Dans les relations de Dieu avec ses créatures, sa vérité est connue comme sa véracité et sa fidélité. Sa véracité concerne ce qu’il révèle de lui-même dans la nature, la conscience et les Ecritures sont vraies et dignes de confiance (Ps 31/6 ; Heb 6/17). Sa fidélité l’amène à accomplir toutes ses promesses, qu’elles soient exprimées en paroles ou sous-entendues dans la constitution qu’il nous a donnée (Deut 7/9 ; Esaïe 25/1).

 

  Que Dieu soit fidèle à lui-même (2 Thim 2/13), à sa parole (Heb 11/11) et à son peuple (1Cor 1/9 ; 10/13 ; 1Th 5/24 ; 2Th 3/3) est une source constante d’encouragement et de force pour le croyant.
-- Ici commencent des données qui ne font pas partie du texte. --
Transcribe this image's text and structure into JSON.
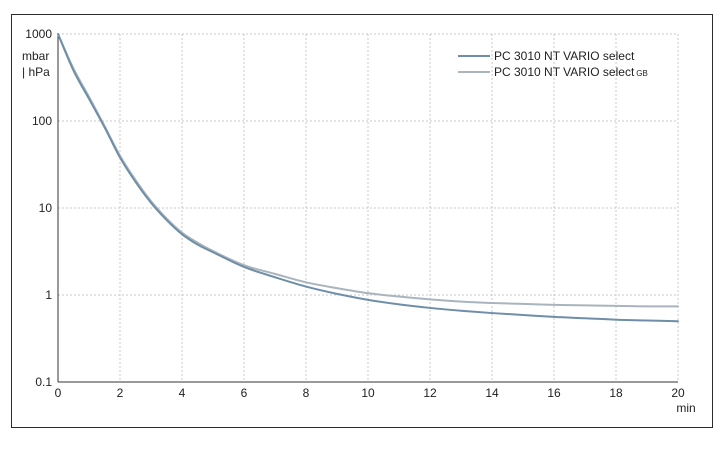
{
  "chart_data": {
    "type": "line",
    "title": "",
    "xlabel": "min",
    "ylabel": "mbar | hPa",
    "ylabel_lines": [
      "mbar",
      "| hPa"
    ],
    "x_scale": "linear",
    "y_scale": "log",
    "xlim": [
      0,
      20
    ],
    "ylim": [
      0.1,
      1000
    ],
    "x_ticks": [
      0,
      2,
      4,
      6,
      8,
      10,
      12,
      14,
      16,
      18,
      20
    ],
    "x_tick_labels": [
      "0",
      "2",
      "4",
      "6",
      "8",
      "10",
      "12",
      "14",
      "16",
      "18",
      "20"
    ],
    "y_ticks": [
      0.1,
      1,
      10,
      100,
      1000
    ],
    "y_tick_labels": [
      "0.1",
      "1",
      "10",
      "100",
      "1000"
    ],
    "grid": true,
    "legend_position": "top-right",
    "series": [
      {
        "name": "PC 3010 NT VARIO select",
        "name_main": "PC 3010 NT VARIO select",
        "name_sub": "",
        "color": "#6f8fa8",
        "x": [
          0,
          0.5,
          1,
          1.5,
          2,
          2.5,
          3,
          3.5,
          4,
          4.5,
          5,
          6,
          7,
          8,
          9,
          10,
          11,
          12,
          13,
          14,
          15,
          16,
          17,
          18,
          19,
          20
        ],
        "y": [
          1000,
          380,
          180,
          85,
          38,
          20,
          11.5,
          7.3,
          5.0,
          3.8,
          3.1,
          2.1,
          1.6,
          1.25,
          1.03,
          0.88,
          0.78,
          0.71,
          0.66,
          0.62,
          0.59,
          0.56,
          0.54,
          0.52,
          0.51,
          0.5
        ]
      },
      {
        "name": "PC 3010 NT VARIO select GB",
        "name_main": "PC 3010 NT VARIO select",
        "name_sub": "GB",
        "color": "#a9b4bc",
        "x": [
          0,
          0.5,
          1,
          1.5,
          2,
          2.5,
          3,
          3.5,
          4,
          4.5,
          5,
          6,
          7,
          8,
          9,
          10,
          11,
          12,
          13,
          14,
          15,
          16,
          17,
          18,
          19,
          20
        ],
        "y": [
          1000,
          400,
          190,
          88,
          40,
          21,
          12,
          7.6,
          5.2,
          4.0,
          3.2,
          2.2,
          1.75,
          1.4,
          1.2,
          1.05,
          0.96,
          0.89,
          0.84,
          0.81,
          0.79,
          0.77,
          0.76,
          0.75,
          0.74,
          0.74
        ]
      }
    ]
  }
}
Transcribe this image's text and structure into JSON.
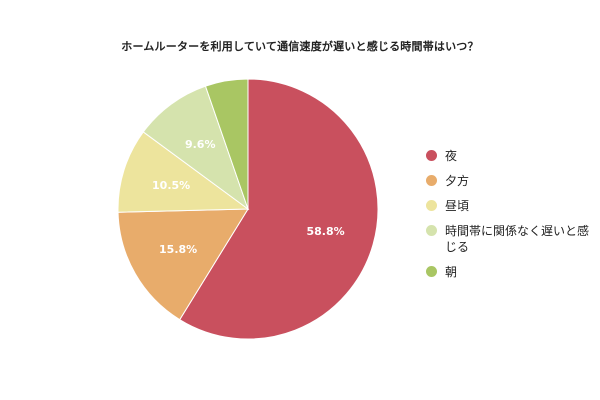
{
  "chart_data": {
    "type": "pie",
    "title": "ホームルーターを利用していて通信速度が遅いと感じる時間帯はいつ？",
    "slices": [
      {
        "label": "夜",
        "value": 58.8,
        "display": "58.8%",
        "color": "#c9505e",
        "show_label": true
      },
      {
        "label": "夕方",
        "value": 15.8,
        "display": "15.8%",
        "color": "#e8ac6b",
        "show_label": true
      },
      {
        "label": "昼頃",
        "value": 10.5,
        "display": "10.5%",
        "color": "#ede49d",
        "show_label": true
      },
      {
        "label": "時間帯に関係なく遅いと感じる",
        "value": 9.6,
        "display": "9.6%",
        "color": "#d5e3ad",
        "show_label": true
      },
      {
        "label": "朝",
        "value": 5.3,
        "display": "",
        "color": "#a9c663",
        "show_label": false
      }
    ],
    "legend_position": "right"
  }
}
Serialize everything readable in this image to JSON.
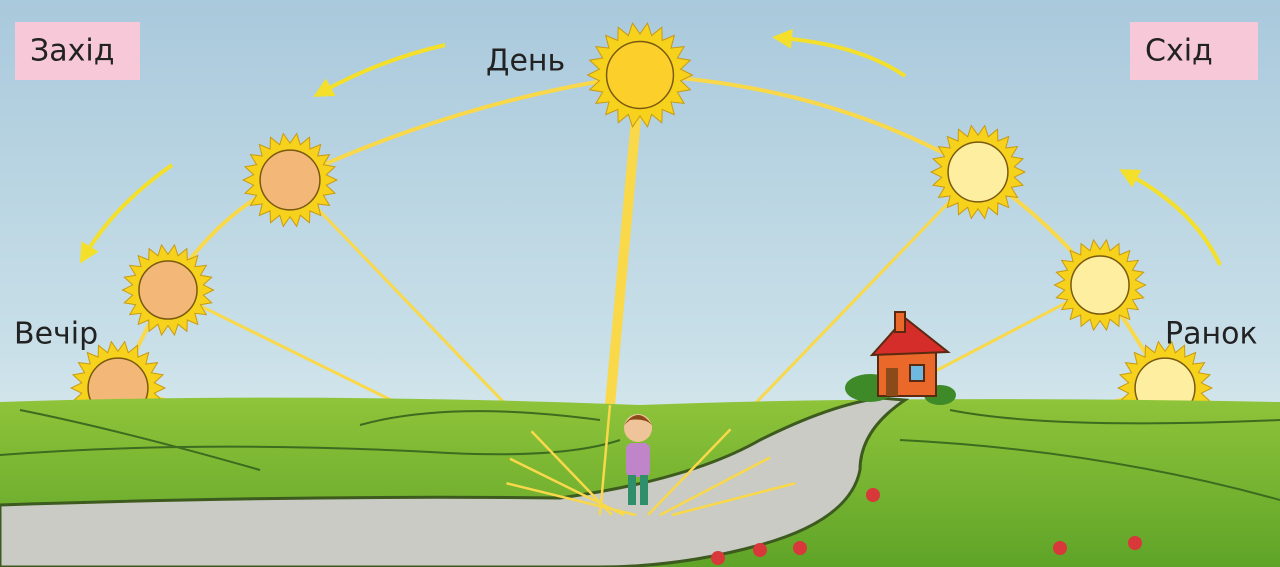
{
  "labels": {
    "west": "Захід",
    "east": "Схід",
    "day": "День",
    "evening": "Вечір",
    "morning": "Ранок"
  }
}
Dans le livre de Josué, nous lisons ces paroles stupéfiantes : « De toutes les bonnes paroles que l’Eternel avait dites à la maison d’Israël, aucune ne resta sans effet : toutes s’accomplirent » (Josué 21/45). 

 

 Mais comment peut-on réconcilier la véracité de Dieu avec la non réalisation apparente de certaines de ses menaces ? Les promesses et les menaces de Dieu s’accomplissent toujours littéralement si elles sont absolues ; mais si elles sont conditionnelles, leur accomplissement dépend de l’obéissance ou de la repentance des personnes concernées.  

 

La condition peut être exprimée ou sous-entendue, et il n’y a pas de brèche dans la fidélité de Dieu si, à cause de la désobéissance et de l’impénitence ou de l’obéissance et de la pénitence de l’homme, Dieu ne met pas ses promesses à exécution (Jonas 3 et 4).  

 

De plus, les invitations et les exhortations adressées aux pécheurs, qui finiront par être perdus, sont-elles sincères ? Étant donné que les invitations sont faites moyennant certaines conditions pratiques et qu’il n’y a pas d’obstacle à leur acception, sauf le manque de disposition de l’homme, on ne peut pas mettre en doute la sincérité de Dieu. La véracité et la fidélité de Dieu demeurent donc irréprochables.  

 

A la vérité, notre Dieu est réellement incompréhensible, Paul s’écrie : « O profondeur de la richesse, de la sagesse et de la science de Dieu que ces jugements sont insondables, et ses voies incompréhensibles !... c’est de lui, par lui et pour lui que sont toutes choses. A lui la gloire dans tous les siècles, Amen ! (Rom 11/33, 36).

 

Dans la présence de Dieu, l’enfant de Dieu fléchit les genoux et adore. L’omniscience n’est pas ignorante ; Dieu sait. L’amour n’est pas indifférent ; Dieu aime. L’omnipotence n’est pas impuissante, Dieu agit.